Using this analogy, the people are data.  Gates are ports, with the people manning the gates being security settings and built-in responses to attack from the router.  The router is a wall, and your PCs and devices are what is protected within various parts of the wall.  Brute force attacks would be walking up to the wall and wiggling each stone until you found a loose one that you could remove to form a new entrance.  Exploits would be dressing up as a different person in order to get into a gate.


----------



## brandonwh64 (Mar 19, 2014)

I would not worry about some hacker targeting you unless you advertise some type of prize "info" on your network. A simple Router with firewall settings should be enough if you set it up properly.

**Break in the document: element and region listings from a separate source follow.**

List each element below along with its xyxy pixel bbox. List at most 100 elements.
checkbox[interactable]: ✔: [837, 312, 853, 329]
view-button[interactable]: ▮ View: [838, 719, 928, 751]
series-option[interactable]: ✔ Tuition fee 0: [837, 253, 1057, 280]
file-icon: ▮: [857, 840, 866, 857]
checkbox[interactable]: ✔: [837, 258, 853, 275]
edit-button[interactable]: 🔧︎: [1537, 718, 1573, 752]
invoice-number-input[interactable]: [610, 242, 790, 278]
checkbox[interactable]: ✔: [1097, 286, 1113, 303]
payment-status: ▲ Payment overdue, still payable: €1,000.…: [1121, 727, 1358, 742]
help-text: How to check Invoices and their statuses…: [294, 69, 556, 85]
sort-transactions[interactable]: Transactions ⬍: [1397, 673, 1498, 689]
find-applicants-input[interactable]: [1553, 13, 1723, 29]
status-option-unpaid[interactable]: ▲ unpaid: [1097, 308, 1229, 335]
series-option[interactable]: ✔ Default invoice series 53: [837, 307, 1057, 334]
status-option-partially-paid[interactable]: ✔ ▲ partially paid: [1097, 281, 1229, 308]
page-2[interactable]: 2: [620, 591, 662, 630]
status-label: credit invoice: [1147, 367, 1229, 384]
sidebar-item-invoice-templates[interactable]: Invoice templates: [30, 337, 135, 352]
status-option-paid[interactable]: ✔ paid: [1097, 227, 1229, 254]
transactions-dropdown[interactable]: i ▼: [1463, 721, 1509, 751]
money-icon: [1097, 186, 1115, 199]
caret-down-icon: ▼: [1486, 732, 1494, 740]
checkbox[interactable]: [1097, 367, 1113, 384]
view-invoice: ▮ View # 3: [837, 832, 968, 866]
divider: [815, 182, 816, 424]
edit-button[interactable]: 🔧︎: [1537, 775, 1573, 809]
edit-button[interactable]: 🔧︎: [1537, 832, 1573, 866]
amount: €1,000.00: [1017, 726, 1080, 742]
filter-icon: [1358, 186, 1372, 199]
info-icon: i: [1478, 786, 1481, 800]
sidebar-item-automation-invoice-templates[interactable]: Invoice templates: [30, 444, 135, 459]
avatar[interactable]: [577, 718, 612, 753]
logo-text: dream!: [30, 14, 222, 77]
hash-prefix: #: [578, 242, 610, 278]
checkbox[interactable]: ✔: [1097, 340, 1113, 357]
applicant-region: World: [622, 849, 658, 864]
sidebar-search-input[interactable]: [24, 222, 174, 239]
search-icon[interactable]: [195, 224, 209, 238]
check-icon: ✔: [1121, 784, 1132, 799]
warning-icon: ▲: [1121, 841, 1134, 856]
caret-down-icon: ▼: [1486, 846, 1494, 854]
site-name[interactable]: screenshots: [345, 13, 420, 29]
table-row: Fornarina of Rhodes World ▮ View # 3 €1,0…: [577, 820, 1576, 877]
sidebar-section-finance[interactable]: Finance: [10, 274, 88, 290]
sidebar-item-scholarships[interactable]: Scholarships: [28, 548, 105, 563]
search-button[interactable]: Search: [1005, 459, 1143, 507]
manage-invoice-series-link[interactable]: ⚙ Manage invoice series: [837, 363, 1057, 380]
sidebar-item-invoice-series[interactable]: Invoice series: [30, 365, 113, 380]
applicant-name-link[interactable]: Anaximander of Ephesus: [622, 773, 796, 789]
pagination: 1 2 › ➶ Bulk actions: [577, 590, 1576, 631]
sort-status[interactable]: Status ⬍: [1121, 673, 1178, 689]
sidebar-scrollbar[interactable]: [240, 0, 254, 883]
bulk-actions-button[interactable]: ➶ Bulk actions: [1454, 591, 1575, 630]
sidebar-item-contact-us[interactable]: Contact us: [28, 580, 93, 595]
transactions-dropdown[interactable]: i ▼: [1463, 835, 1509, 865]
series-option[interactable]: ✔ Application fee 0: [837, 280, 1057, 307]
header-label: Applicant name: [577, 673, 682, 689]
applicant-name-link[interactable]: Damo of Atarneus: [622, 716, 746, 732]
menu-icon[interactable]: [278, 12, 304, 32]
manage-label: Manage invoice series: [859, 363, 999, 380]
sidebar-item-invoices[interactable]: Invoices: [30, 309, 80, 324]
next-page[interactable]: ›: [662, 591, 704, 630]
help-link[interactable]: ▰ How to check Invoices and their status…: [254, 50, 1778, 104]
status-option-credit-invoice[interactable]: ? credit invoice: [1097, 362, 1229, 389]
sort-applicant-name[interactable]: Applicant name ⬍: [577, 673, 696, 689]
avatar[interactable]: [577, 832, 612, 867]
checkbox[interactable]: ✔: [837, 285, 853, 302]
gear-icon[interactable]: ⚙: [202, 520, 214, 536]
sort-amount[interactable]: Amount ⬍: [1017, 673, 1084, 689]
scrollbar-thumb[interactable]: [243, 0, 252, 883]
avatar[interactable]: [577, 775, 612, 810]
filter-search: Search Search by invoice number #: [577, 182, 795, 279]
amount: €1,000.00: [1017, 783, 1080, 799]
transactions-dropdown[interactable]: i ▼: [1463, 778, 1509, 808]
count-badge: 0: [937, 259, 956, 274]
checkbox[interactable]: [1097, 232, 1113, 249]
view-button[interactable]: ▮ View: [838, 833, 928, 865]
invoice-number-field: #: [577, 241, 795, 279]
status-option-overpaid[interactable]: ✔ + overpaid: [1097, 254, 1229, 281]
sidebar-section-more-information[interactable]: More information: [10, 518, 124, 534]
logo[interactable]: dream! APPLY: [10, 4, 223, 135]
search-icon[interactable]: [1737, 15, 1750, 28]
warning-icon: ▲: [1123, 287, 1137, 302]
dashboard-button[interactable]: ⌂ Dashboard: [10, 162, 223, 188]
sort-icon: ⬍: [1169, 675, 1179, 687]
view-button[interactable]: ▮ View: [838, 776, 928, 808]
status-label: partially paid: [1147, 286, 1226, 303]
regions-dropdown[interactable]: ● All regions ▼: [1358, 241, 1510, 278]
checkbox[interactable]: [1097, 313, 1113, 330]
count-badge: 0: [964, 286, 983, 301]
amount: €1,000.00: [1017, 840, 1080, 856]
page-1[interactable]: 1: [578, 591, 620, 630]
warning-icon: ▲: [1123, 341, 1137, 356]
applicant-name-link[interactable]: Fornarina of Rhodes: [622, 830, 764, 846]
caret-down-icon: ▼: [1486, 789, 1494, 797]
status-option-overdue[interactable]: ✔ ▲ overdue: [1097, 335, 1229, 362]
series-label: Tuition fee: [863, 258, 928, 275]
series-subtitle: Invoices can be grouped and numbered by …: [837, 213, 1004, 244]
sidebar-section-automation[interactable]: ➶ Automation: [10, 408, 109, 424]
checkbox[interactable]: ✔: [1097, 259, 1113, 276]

If this was a business I would suggest a external firewall such as a fortigate 200 series.


----------



## silkstone (Mar 19, 2014)

Thanks.

So it is more secure from both exploits and brute force to have router > Router > Computers. An attacker would have to find exploits in both routers before gaining access to a network?



brandonwh64 said:


> I would not worry about some hacker targeting you unless you advertise some type of prize "info" on your network. A simple Router with firewall settings should be enough if you set it up properly. If this was a business I would suggest a external firewall such as a fortigate 200 series.



I'm not that worried, I just wanted to know the theory as I seem to get conflicting information. I had always assumed that having a router behind a router would be better security-wise. 

I am pretty sure that my router would be on the list of those compromised in Vietnam by malware. The malware only changed the primary DNS for the router, so I would still not be immune to this kind of attack if someone gained access to my internet facing router, but it got me thinking more about security.


----------